I've never felt a loss, wasn't made to grasp.
An indefinite hold is the closest palpable approximation to a loss.
To be on hold implies faith.
You live a moment away from being with it, ascetic by chance.
To leave to chance implies faith.
Just undeterminably misplaced. To misplace implies a place.
Unfilled placeholders take up shapeless space.
(I never was lost, will soon be found.
Can the once-seeing imagine the ever-blind?)
I've never felt a zero, wasn't made to hold.
Five or six years old, you read in some book of faith that in the Beginning there was Darkness.

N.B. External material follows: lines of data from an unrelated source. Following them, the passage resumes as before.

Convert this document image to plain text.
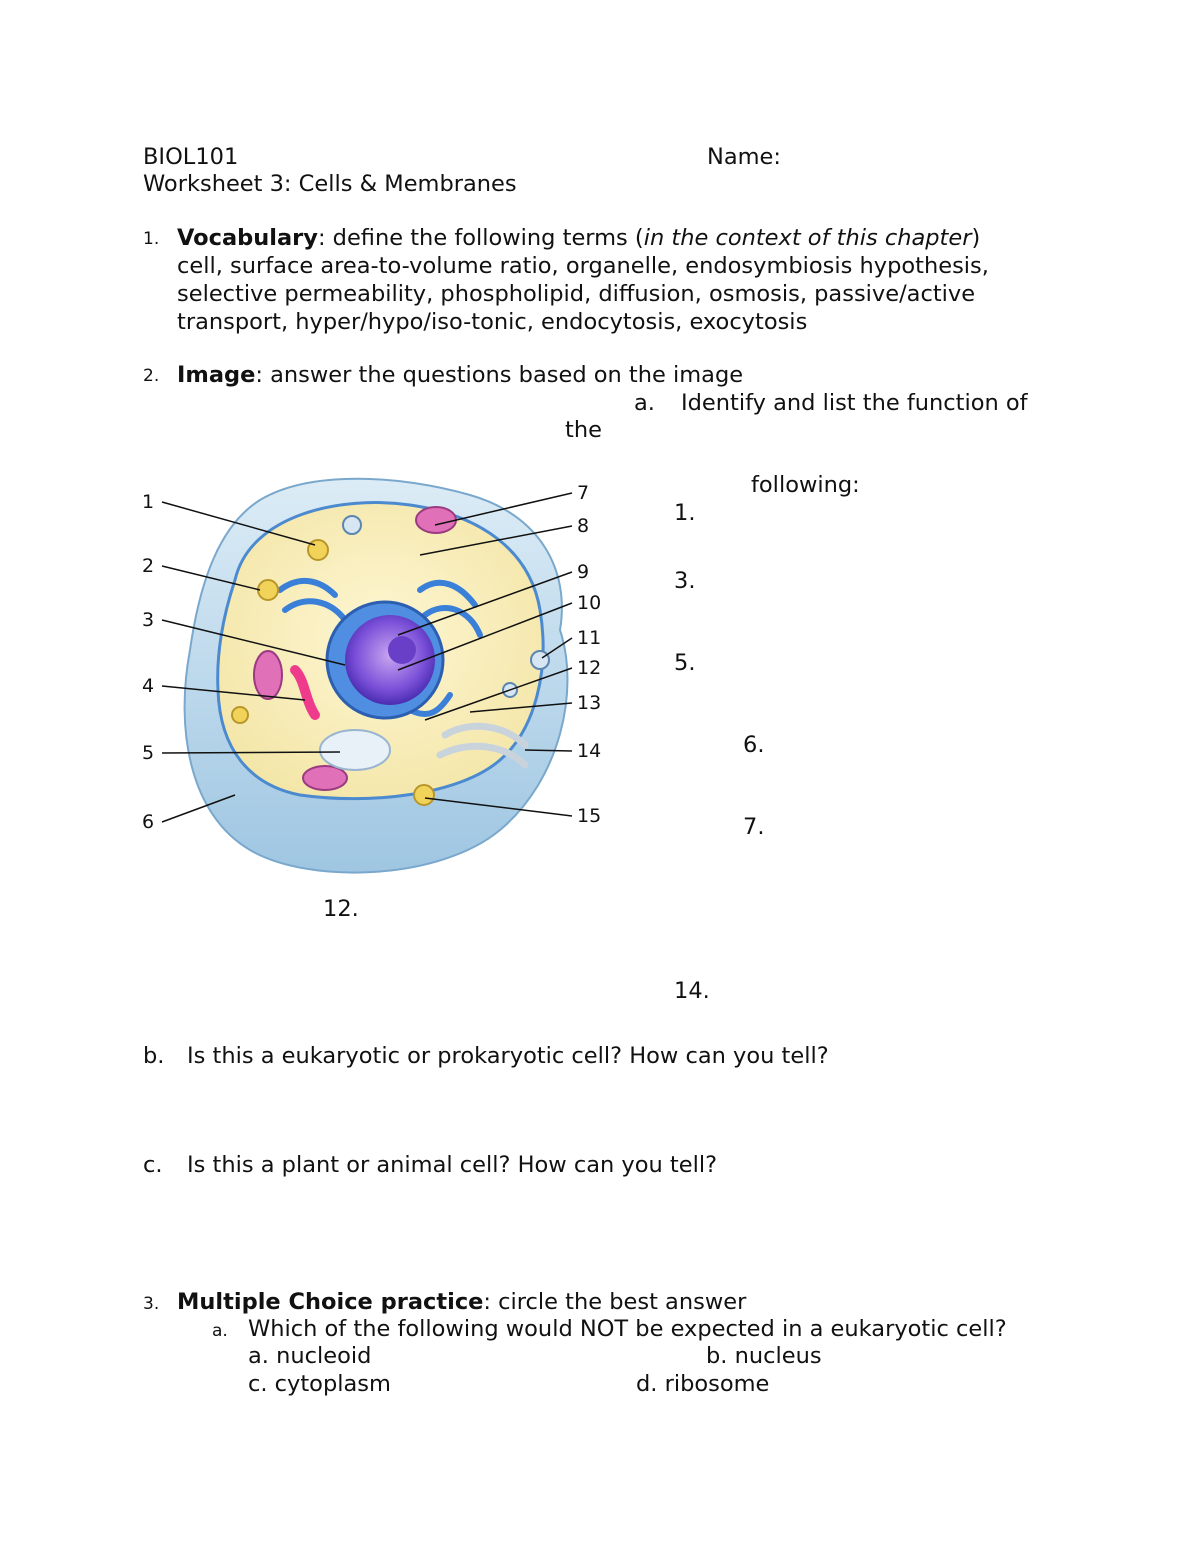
BIOL101	Name:
Worksheet 3: Cells & Membranes
1. Vocabulary: define the following terms (in the context of this chapter)
cell, surface area-to-volume ratio, organelle, endosymbiosis hypothesis,
selective permeability, phospholipid, diffusion, osmosis, passive/active
transport, hyper/hypo/iso-tonic, endocytosis, exocytosis
2. Image: answer the questions based on the image
a. Identify and list the function of
the
following:
1.
3.
5.
6.
7.
12.
14.
1
2
3
4
5
6
7
8
9
10
11
12
13
14
15
b. Is this a eukaryotic or prokaryotic cell? How can you tell?
c. Is this a plant or animal cell? How can you tell?
3. Multiple Choice practice: circle the best answer
a. Which of the following would NOT be expected in a eukaryotic cell?
a. nucleoid	b. nucleus
c. cytoplasm	d. ribosome
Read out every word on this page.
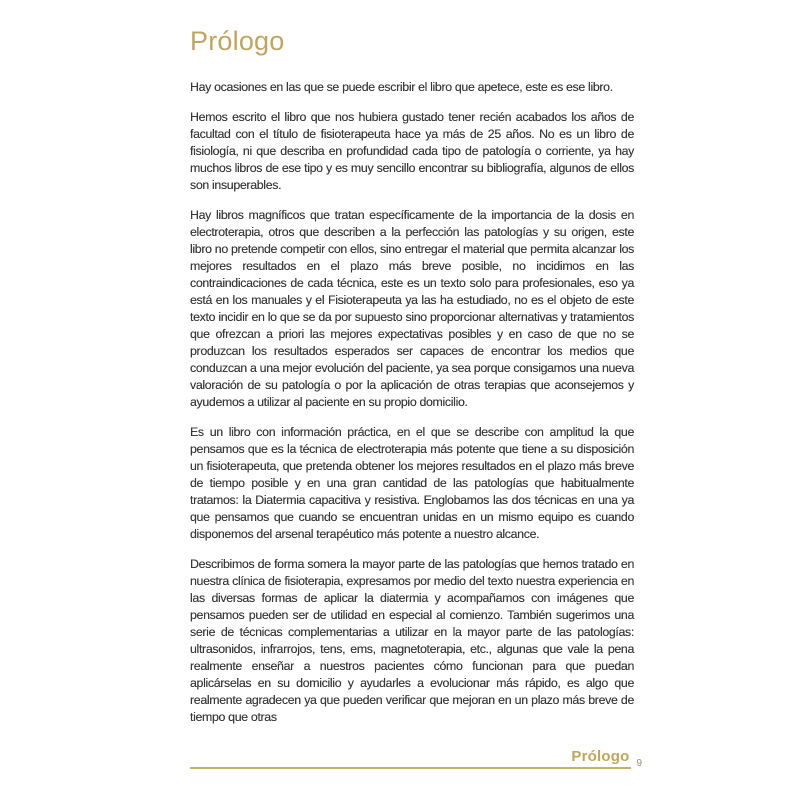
Prólogo

Hay ocasiones en las que se puede escribir el libro que apetece, este es ese libro.

Hemos escrito el libro que nos hubiera gustado tener recién acabados los años de facultad con el título de fisioterapeuta hace ya más de 25 años. No es un libro de fisiología, ni que describa en profundidad cada tipo de patología o corriente, ya hay muchos libros de ese tipo y es muy sencillo encontrar su bibliografía, algunos de ellos son insuperables.

Hay libros magníficos que tratan específicamente de la importancia de la dosis en electroterapia, otros que describen a la perfección las patologías y su origen, este libro no pretende competir con ellos, sino entregar el material que permita alcanzar los mejores resultados en el plazo más breve posible, no incidimos en las contraindicaciones de cada técnica, este es un texto solo para profesionales, eso ya está en los manuales y el Fisioterapeuta ya las ha estudiado, no es el objeto de este texto incidir en lo que se da por supuesto sino proporcionar alternativas y tratamientos que ofrezcan a priori las mejores expectativas posibles y en caso de que no se produzcan los resultados esperados ser capaces de encontrar los medios que conduzcan a una mejor evolución del paciente, ya sea porque consigamos una nueva valoración de su patología o por la aplicación de otras terapias que aconsejemos y ayudemos a utilizar al paciente en su propio domicilio.

Es un libro con información práctica, en el que se describe con amplitud la que pensamos que es la técnica de electroterapia más potente que tiene a su disposición un fisioterapeuta, que pretenda obtener los mejores resultados en el plazo más breve de tiempo posible y en una gran cantidad de las patologías que habitualmente tratamos: la Diatermia capacitiva y resistiva. Englobamos las dos técnicas en una ya que pensamos que cuando se encuentran unidas en un mismo equipo es cuando disponemos del arsenal terapéutico más potente a nuestro alcance.

Describimos de forma somera la mayor parte de las patologías que hemos tratado en nuestra clínica de fisioterapia, expresamos por medio del texto nuestra experiencia en las diversas formas de aplicar la diatermia y acompañamos con imágenes que pensamos pueden ser de utilidad en especial al comienzo. También sugerimos una serie de técnicas complementarias a utilizar en la mayor parte de las patologías: ultrasonidos, infrarrojos, tens, ems, magnetoterapia, etc., algunas que vale la pena realmente enseñar a nuestros pacientes cómo funcionan para que puedan aplicárselas en su domicilio y ayudarles a evolucionar más rápido, es algo que realmente agradecen ya que pueden verificar que mejoran en un plazo más breve de tiempo que otras

Prólogo 9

Darkness. Your child's eyes closed. And before? Before the beginning? No, before nothing. No, complete nothing. No, nothing, nothing, nothing, nothing, no thing, without the hand to wipe it away, free of my mind. Dizzy, lip twitching in a smile, scared. Your heart leaping and your brain reeling circular, furiously trying to rub out completely like with the pink rubber end of a pencil. You cannot go on.
I've never been touched by nothing. Without can't be lived.
2 comments:
Dear Learn:
How lovely to see that you posted something in the past few hours-- not long, in fact, after I'd been by earlier today.
(Does that sound needy? I hope it's not that, exactly -- though I don't mind being that sort of, well, vulnerable in the context of you.)
It's late, and I've not yet got the full sense of it yet. I remind myself that T is somewhere involved in your feelings -- hence perhaps to be found in lines like "An indefinite hold..." approximating a loss. That is, a definitive loss -- perhaps FINAL in some way you have identified recently.
I'm on less solid ground, perhaps, in the "ascetic by chance" context. No finalness to the T outcome (the split)? Or, you're leaving the finalness to decide itself, i.e., by chance?
The never-lost (you, presumably) imagining being found -- and "soon."
Okay, I'm reduced to that silly exercise of applying the fortune cookie's wisdom to one's concrete realities.
But, before I go, do tell me about the comma in the last line. Without it, "nothing I can't live without" is tangible: that is, something you CAN live without won't touch you, surely. But, with the comma, if one takes away the double-negative (risky to meaning, I admit), then you've been touched by SOMEthing you cannot live without. Is THAT, in fact, where you are vis-a-vis T?
You: "shut up and have another fortune cookie!"
No, you are kinder than that. (A trait of yours I perhaps take unfair advantage of...)
A big g'night hug!! Justine
Ah, I took that last fortune cookie, and it spake thus:
"You'll find out, once I find out."
(BTW, There's a curious parallel here. The comma between "out" and "once" does exactly the same thing as the one in your last sentence tonight -- that is, it confuses me. I'd be much happier if you confessed you'd had to use up your comma-quota and flogged the two of them on the sly.)